Je ziet goed hoe het licht verandert ’s avonds. Dat het alweer september is. Het licht is geler aan het worden of zo. Ik zit, zoals veel avonden de afgelopen weken, achter het huis. Zwaluwen doen een mooi ballet in de lucht boven mij. ‘Zwalvies’, noemden ze die vogeltjes hier vroeger. Ik vond het altijd al mooie beestjes. Als jongetje pakte ik vaak het pak lucifers dat altijd naast het gasfornuis van mijn oma lag. Ze vroeg dan wat ik met lucifers moest. Ik keek gewoon graag naar het plaatje van die zwaluw op de bovenkant. Maar kinderen waren niet vertrouwd met vuur. Gauw terugleggen. Nu stook ik vuurtjes wanneer ik wil.

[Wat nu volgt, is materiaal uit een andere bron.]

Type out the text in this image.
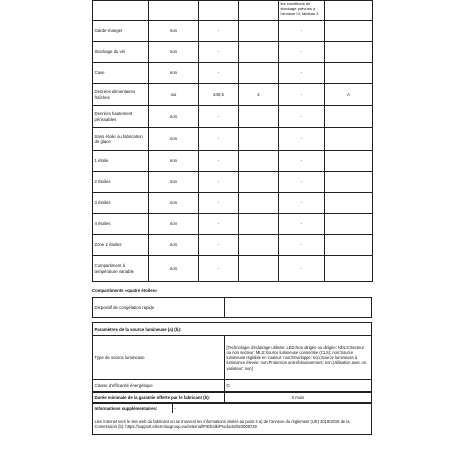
				les conditions de stockage prévues à l'annexe IV, tableau 3	
Garde-manger	non	-		-	
Stockage du vin	non	-		-	
Cave	non	-		-	
Denrées alimentaires fraîches	oui	240,6	4	-	A
Denrées hautement périssables	non	-		-	
Sans étoile ou fabrication de glace	non	-		-	
1 étoile	non	-		-	
2 étoiles	non	-		-	
3 étoiles	non	-		-	
4 étoiles	non	-		-	
Zone 2 étoiles	non	-		-	
Compartiment à température variable	non	-		-	
Compartiments «quatre étoiles»
Dispositif de congélation rapide	
Paramètres de la source lumineuse (a) (b):	
Type de source lumineuse	[Technologie d'éclairage utilisée: LED;Non dirigée ou dirigée: NDLS;Secteur ou non secteur: MLS;Source lumineuse connectée (CLS): non;Source lumineuse réglable en couleur: non;Enveloppe: non;Source lumineuse à luminance élevée: non;Protection anti-éblouissement: non;Utilisation avec un variateur: non]
Classe d'efficacité énergétique	G
Durée minimale de la garantie offerte par le fabricant (b):	0 mois
Informations supplémentaires:	-
Lien internet vers le site web du fabricant où se trouvent les informations visées au point 4 a) de l'annexe du règlement (UE) 2019/2019 de la Commission (b): https://support.electroluxgroup.eu/external/PrEEnlk/Products/923009729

Je zou toch zo kunnen vliegen als een zwaluw. En dan gewoon in vlucht het bekje open om wat insecten te vangen. En maar kwetteren naar je zwaluw-kameraadjes: ,,Ik heb er weer een!’’ Vliegen als een vogel. Dat heeft de mens altijd gewild en geprobeerd. Op een Amerikaans strand in 1903 lukte het twee fietsenmakers pas voor het eerst. Binnen zestig jaar vlogen we naar de maan en terug.
Hoewel het nog wel licht is, zie ik de maan in de lucht. Ze lijkt zo dichtbij. Toch ben je nog drie dagen onderweg met een raket. Vanaf de maan de aarde zien, schijnt zo’n indruk te maken dat je er voorgoed een volledig ander mens van wordt. Waarschijnlijk omdat je dan ziet dat de aarde maar een blauw bolletje is in het grote niets. Je ziet vanaf de maan geen mensen, maar je weet dat ze daar beneden als mieren in lange rijen op hete stoeptegels rondkruipen.
Het wordt al sneller frisser als de zon onder is. Een briesje waar je een dikke week geleden nog bijna om smeekte. Na een poosje zie ik de eerste sterren. De vleermuisjes nemen het luchtpodium over van de zwaluwen. Avondballet, tweede akte. Ik laat het vuurtje uitgaan. Niet omdat ik hout wil besparen voor de komende winter. Nee, gewoon om in de duisternis beter te kunnen zien. Hoe langer je in het donker kijkt, hoe meer je ziet. Zo gaat het in een duistere periode van het leven ook. Hoe donkerder je het laat worden, des te beter zie je de lichtpuntjes weer.
Af en toe hoor ik een auto in de verte. Af en toe een satelliet die ver boven me langs de hemel sluipt. Ik zie de Melkweg. Onbeschrijfelijk indrukwekkend. Realiseer me hoe wonderlijk het is om te bestaan. Even diep voelen dat je leeft. Je voornemen er het mooiste van te maken. Zou het niet veel beter gaan met de wereld als we allemaal af en toe een poosje naar de sterrenhemel zouden kijken?